Лонцо придержал коня, дождавшись, пока перестроившиеся верховые проедут мимо. Вместе с Вирином он пристроился в самом конце.
– Никто не будет нам помогать… Никого не осталось, - глухо проговорил герцог.
– Я слышал, - отозвался музыкант.
– Что мы теперь будем делать?
– Служить в торнском гарнизоне, - горько усмехнулся Лонцо.
– Этого ещё не хватало!
– прошипел Вирин, хватая поводья Дорского и натягивая свои.
Никто из солдат не заметил остановки. Вирин повернул обоих коней в ближайший переулок.
– Наши документы, правда, остались у сотника, но теперь они нам ни к чему. Поймают, как дезертиров, ещё и под трибунал попадем. А нам теперь надо подальше отсюда оказаться. Предложения будут?
– музыкант посмотрел на друга, но тот, похоже, глубоко ушёл в себя.
– Лонцо!
– Что?
– герцог перевёл на Вирина равнодушный взгляд.
– У тебя вид начинающего самоубийцы.
– Самому не придется. Видел, сколько здесь оранжевых? Они здесь не просто так… знали, что я появлюсь на церемонии…
– Только под серым пером увидеть не ожидали, и это нас спасло. А раз спасло, надо действовать!
– И что ты предлагаешь?
– голос герцога лучше всего прозвучал бы в склепе.
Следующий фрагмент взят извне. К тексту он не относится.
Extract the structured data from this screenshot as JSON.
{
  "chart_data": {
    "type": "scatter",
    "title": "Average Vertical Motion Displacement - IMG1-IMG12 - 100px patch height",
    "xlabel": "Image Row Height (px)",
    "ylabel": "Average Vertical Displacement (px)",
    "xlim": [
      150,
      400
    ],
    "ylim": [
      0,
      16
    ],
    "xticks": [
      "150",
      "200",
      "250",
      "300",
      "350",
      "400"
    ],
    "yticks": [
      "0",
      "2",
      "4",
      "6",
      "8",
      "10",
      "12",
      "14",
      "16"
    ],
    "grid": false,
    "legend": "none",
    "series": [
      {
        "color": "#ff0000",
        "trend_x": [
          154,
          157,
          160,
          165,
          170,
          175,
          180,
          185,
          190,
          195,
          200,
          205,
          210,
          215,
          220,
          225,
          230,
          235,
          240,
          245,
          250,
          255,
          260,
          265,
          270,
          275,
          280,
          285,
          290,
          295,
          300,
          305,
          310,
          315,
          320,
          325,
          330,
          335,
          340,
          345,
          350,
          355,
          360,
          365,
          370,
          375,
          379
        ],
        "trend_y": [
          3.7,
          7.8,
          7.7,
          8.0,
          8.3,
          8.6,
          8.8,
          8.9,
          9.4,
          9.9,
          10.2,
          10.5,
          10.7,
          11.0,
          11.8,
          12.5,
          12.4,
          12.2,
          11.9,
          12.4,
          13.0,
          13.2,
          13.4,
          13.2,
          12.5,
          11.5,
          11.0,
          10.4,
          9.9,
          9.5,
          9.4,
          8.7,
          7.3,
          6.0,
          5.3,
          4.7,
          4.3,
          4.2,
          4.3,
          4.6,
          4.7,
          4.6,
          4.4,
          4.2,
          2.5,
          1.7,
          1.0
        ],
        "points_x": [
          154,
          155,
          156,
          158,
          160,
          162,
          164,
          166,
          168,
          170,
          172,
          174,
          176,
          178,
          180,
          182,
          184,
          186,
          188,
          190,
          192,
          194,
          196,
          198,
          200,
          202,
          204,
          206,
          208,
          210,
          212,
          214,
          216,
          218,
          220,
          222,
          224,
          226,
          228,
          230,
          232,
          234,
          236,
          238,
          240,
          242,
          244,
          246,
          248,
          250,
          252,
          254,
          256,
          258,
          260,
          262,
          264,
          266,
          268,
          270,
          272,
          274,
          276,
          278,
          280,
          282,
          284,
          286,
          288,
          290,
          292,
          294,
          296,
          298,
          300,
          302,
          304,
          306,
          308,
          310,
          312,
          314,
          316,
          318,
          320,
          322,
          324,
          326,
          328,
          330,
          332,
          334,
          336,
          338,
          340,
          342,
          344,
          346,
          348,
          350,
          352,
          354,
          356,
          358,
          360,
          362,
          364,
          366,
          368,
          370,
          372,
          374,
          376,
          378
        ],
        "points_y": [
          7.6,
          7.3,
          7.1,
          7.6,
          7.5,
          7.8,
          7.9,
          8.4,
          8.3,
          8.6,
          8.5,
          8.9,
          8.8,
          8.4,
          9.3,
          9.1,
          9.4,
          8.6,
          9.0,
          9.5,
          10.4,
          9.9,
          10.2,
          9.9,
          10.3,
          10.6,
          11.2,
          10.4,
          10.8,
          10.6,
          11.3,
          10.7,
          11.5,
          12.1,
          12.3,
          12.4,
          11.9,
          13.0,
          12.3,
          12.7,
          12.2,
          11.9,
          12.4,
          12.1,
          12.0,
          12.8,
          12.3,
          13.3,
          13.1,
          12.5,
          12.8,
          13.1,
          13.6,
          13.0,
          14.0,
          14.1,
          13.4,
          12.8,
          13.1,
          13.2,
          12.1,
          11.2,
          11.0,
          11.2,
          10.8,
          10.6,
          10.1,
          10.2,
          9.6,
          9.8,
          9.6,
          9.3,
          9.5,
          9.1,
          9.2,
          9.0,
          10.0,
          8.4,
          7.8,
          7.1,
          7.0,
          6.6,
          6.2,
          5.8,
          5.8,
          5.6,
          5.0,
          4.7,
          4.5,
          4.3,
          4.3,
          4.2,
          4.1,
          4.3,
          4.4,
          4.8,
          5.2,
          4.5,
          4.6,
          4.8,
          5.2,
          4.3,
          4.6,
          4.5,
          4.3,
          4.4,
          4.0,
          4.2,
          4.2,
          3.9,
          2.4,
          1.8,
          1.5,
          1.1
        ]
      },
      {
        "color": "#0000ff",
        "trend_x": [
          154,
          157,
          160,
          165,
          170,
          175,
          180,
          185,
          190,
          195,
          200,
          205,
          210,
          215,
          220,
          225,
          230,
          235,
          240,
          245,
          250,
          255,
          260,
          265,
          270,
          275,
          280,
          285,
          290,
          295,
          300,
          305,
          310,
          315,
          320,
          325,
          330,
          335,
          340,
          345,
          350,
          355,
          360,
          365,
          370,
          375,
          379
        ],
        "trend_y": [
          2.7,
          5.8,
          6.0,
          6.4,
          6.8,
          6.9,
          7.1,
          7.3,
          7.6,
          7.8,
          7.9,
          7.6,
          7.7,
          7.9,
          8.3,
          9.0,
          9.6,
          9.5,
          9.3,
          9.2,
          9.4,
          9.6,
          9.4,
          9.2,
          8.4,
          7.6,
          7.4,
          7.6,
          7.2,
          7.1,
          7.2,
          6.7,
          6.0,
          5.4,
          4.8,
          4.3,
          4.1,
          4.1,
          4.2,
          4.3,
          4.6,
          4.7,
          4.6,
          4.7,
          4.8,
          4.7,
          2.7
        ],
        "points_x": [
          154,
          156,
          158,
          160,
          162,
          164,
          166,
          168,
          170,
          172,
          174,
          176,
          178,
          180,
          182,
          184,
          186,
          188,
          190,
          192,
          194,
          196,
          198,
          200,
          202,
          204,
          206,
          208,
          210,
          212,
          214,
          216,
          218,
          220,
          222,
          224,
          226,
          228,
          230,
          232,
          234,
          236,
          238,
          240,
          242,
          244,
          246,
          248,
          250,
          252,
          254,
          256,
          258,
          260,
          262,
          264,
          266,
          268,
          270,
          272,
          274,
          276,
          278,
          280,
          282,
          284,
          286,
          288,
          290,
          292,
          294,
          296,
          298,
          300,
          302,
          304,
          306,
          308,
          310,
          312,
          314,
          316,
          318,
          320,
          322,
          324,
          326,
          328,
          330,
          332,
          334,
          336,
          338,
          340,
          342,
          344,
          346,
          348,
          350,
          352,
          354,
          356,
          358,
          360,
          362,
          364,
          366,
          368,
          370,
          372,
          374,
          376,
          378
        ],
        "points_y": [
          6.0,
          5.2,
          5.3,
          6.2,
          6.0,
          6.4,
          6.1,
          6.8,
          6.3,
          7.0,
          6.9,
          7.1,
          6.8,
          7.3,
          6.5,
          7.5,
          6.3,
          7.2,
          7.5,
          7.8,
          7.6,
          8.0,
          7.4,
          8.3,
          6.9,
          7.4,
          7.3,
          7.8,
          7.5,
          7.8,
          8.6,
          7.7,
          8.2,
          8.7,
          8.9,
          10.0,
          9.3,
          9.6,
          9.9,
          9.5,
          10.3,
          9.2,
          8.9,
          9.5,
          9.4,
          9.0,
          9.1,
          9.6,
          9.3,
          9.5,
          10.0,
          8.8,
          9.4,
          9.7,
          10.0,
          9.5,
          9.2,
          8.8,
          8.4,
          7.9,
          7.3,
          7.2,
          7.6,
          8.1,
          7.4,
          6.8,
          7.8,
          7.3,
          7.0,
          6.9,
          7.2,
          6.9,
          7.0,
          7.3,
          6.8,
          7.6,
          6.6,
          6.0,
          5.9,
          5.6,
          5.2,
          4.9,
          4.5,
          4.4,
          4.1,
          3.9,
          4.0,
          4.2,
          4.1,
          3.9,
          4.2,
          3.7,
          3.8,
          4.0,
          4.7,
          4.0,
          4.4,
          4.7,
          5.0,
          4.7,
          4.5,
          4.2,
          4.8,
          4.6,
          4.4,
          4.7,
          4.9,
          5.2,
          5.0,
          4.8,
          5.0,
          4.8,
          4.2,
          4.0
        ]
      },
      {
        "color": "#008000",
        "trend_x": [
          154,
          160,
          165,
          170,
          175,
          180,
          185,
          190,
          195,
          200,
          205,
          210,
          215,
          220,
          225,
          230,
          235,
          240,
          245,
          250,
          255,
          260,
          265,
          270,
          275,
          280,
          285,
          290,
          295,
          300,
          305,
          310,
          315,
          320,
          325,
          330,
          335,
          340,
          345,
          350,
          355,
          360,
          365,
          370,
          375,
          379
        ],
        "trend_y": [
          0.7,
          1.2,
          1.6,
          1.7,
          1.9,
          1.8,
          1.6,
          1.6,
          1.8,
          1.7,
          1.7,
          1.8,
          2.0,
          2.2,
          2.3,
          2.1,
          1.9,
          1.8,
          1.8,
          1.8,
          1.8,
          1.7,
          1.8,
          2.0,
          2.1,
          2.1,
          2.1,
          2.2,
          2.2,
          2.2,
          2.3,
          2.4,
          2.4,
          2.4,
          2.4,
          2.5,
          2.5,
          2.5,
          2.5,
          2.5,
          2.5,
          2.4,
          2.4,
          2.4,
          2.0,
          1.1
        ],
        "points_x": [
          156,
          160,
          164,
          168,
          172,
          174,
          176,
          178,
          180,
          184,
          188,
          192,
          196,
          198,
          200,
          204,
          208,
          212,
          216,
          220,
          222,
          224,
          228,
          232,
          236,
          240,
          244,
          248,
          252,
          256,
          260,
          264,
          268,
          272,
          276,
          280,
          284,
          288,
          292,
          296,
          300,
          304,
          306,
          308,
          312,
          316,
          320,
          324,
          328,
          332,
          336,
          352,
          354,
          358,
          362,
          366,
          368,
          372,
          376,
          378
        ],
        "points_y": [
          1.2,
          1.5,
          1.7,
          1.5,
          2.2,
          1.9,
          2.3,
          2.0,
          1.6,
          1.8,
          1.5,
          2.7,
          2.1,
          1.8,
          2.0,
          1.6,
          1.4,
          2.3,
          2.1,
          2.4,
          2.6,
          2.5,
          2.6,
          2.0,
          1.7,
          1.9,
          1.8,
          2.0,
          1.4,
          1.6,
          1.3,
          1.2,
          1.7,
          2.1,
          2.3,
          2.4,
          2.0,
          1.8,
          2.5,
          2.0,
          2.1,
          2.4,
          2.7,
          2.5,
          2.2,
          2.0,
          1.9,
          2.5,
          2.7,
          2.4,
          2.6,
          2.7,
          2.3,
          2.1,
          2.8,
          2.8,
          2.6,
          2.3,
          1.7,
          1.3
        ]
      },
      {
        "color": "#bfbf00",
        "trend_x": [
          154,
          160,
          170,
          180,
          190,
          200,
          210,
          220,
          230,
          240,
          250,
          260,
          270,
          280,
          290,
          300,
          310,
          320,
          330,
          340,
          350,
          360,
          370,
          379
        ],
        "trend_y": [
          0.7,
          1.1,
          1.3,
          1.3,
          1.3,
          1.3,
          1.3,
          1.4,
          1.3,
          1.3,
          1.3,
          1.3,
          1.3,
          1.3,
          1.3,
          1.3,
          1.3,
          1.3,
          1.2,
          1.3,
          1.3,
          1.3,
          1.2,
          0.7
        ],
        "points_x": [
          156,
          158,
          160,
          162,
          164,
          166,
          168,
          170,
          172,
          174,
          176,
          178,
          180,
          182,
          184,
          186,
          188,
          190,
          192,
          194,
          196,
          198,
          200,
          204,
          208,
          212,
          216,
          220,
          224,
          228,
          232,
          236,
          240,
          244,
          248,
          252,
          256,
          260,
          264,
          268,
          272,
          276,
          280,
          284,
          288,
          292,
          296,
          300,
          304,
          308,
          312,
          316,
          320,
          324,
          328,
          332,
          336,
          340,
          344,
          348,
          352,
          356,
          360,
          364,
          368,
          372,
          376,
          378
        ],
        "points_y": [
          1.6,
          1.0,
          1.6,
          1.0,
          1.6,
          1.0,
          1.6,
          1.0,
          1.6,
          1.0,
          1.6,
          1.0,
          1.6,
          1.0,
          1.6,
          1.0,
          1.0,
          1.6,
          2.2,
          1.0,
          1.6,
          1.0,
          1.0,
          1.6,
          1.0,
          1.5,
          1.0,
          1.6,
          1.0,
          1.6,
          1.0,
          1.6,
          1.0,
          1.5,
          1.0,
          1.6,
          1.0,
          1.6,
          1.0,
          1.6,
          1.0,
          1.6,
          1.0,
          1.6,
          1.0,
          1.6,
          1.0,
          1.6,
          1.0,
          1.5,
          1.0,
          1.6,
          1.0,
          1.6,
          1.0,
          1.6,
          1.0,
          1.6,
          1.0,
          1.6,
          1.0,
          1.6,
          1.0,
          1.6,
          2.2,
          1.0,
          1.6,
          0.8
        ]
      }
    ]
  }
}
– Лонцо, прекрати. Или я тебя сам убью прямо сейчас, чтоб оранжевых зря не напрягать.
– Убивай, если хочешь…
– А кто сказал «сниму корону, втопчу в грязь»?
– яростно прошипел музыкант.
– А что я могу? Вернуться в Карду, влезть в окно и перерезать Тагору горло? Да я к нему даже подойти не успею, - Дорский посмотрел, наконец, на Вирина.
Отчаяния в его глазах хватило бы на пару сожжённых деревень.
– Я тебе не предлагаю с ножом в окно лезть. Что за варварские фантазии? Единственное, что тебе сейчас может помочь, это знания великого Дараана.
– Что?
– в глазах герцога появилась некоторая осмысленность.
– Здесь у нас больше ничего не осталось. Значит, едем в Серую Долину и пытаемся разгадать загадку Дараана. А потом ты вернёшься и сделаешь с Тагором всё, что захочешь, - горячо говорил Вирин, потихоньку уводя коней прочь от больших улиц.